La convocatoria a referéndum-consulta para el 7 de mayo ha destapado, una vez más, los conflictos históricos que pesan en la construcción de la nación ecuatoriana, la cual siempre ha sido en términos de disputa, que por sí misma no es negativa, sino que sus resultados han contribuido poco a clarificar qué es esa nación ecuatoriana. Esta convocatoria ha desatado un sinnúmero de discursos, todos arrogándose ser portavoces de la representación del pueblo ecuatoriano. Todos, sin excepción, convocan al pueblo como fuente de su legitimidad y de legalidad.
Convocar al pueblo a manifestarse siempre tiene fundamento por sí mismo y supera cualquier argumento desde las funciones constituidas, entre esas la propia Constitución vigente. Porque el principio, la fuente de donde emana el poder es el poder constituyente. Entonces surge una pregunta: ¿La fuente es el pueblo o la nación? Para esta consulta todos buscan que el soberano se pronuncie a su favor. Siempre hay una disputa entre lo político -como la visión que conduce a la nación- y la política como la misión del pueblo de hacer real esa visión. Hay una clara confrontación de los tiempos históricos. Cuando invocan al pueblo invocan a los ciudadanos a que intervengan en una coyuntura donde los intereses políticos están en pelea; entonces el pueblo sabrá dirimir y definir lo que habrá que hacer. Sin embargo, la nación, no necesariamente habla, se manifiesta, cuando el pueblo se pronuncia.
El pueblo puede, legítimamente, motivarse a refrendar un poder representado en las instituciones, pero está implícito el riesgo permanente del olvido histórico. Siempre se ha repetido que tenemos una mala memoria histórica y la consecuencia es que la nación, como el todo histórico concreto, salga repetidamente en desventaja. La nación, bien lo decía un intelectual, está en ciernes. Hemos llegado a defender el principio de la soberanía nacional, pero dejando de lado a la nación. Nos vemos encantados cuando se nos convoca como pueblo y nos desencantamos cuando se traiciona nuestra voluntad.

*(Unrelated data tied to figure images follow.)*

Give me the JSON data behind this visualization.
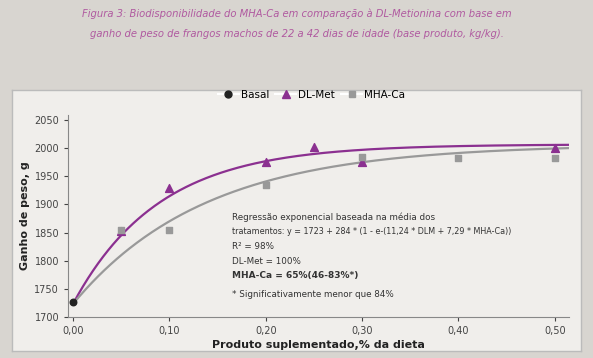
{
  "title_line1": "Figura 3: Biodisponibilidade do MHA-Ca em comparação à DL-Metionina com base em",
  "title_line2": "ganho de peso de frangos machos de 22 a 42 dias de idade (base produto, kg/kg).",
  "title_color": "#b05aa0",
  "xlabel": "Produto suplementado,% da dieta",
  "ylabel": "Ganho de peso, g",
  "ylim": [
    1700,
    2060
  ],
  "xlim": [
    -0.005,
    0.515
  ],
  "yticks": [
    1700,
    1750,
    1800,
    1850,
    1900,
    1950,
    2000,
    2050
  ],
  "xticks": [
    0.0,
    0.1,
    0.2,
    0.3,
    0.4,
    0.5
  ],
  "xtick_labels": [
    "0,00",
    "0,10",
    "0,20",
    "0,30",
    "0,40",
    "0,50"
  ],
  "basal_x": [
    0.0
  ],
  "basal_y": [
    1727
  ],
  "dlm_x": [
    0.05,
    0.1,
    0.2,
    0.25,
    0.3,
    0.5
  ],
  "dlm_y": [
    1853,
    1930,
    1975,
    2003,
    1975,
    2000
  ],
  "mhaca_x": [
    0.05,
    0.1,
    0.2,
    0.3,
    0.4,
    0.5
  ],
  "mhaca_y": [
    1855,
    1855,
    1935,
    1985,
    1982,
    1983
  ],
  "dlm_curve_color": "#8b3090",
  "mhaca_curve_color": "#999999",
  "basal_marker_color": "#222222",
  "dlm_marker_color": "#8b3090",
  "mhaca_marker_color": "#999999",
  "ann1": "Regressão exponencial baseada na média dos",
  "ann2": "tratamentos: y = 1723 + 284 * (1 - e-(11,24 * DLM + 7,29 * MHA-Ca))",
  "ann3": "R² = 98%",
  "ann4": "DL-Met = 100%",
  "ann5": "MHA-Ca = 65%(46-83%*)",
  "ann6": "* Significativamente menor que 84%",
  "outer_bg": "#d8d5d0",
  "inner_bg": "#f0eeeb",
  "border_color": "#bbbbbb"
}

La nación, tradicionalmente, se ha manifestado como el desencanto de lo decidido por el pueblo. La larga lucha es por hacer concordante la nación y el pueblo. Que la voluntad soberana del pueblo no termine traicionando el poder inalienable de la nación. La nación no es voluntad inmediatista, sino cada espacio de organización política, social o comunal, que casi siempre está en discordia con el Estado, aunque no con el gobierno de turno.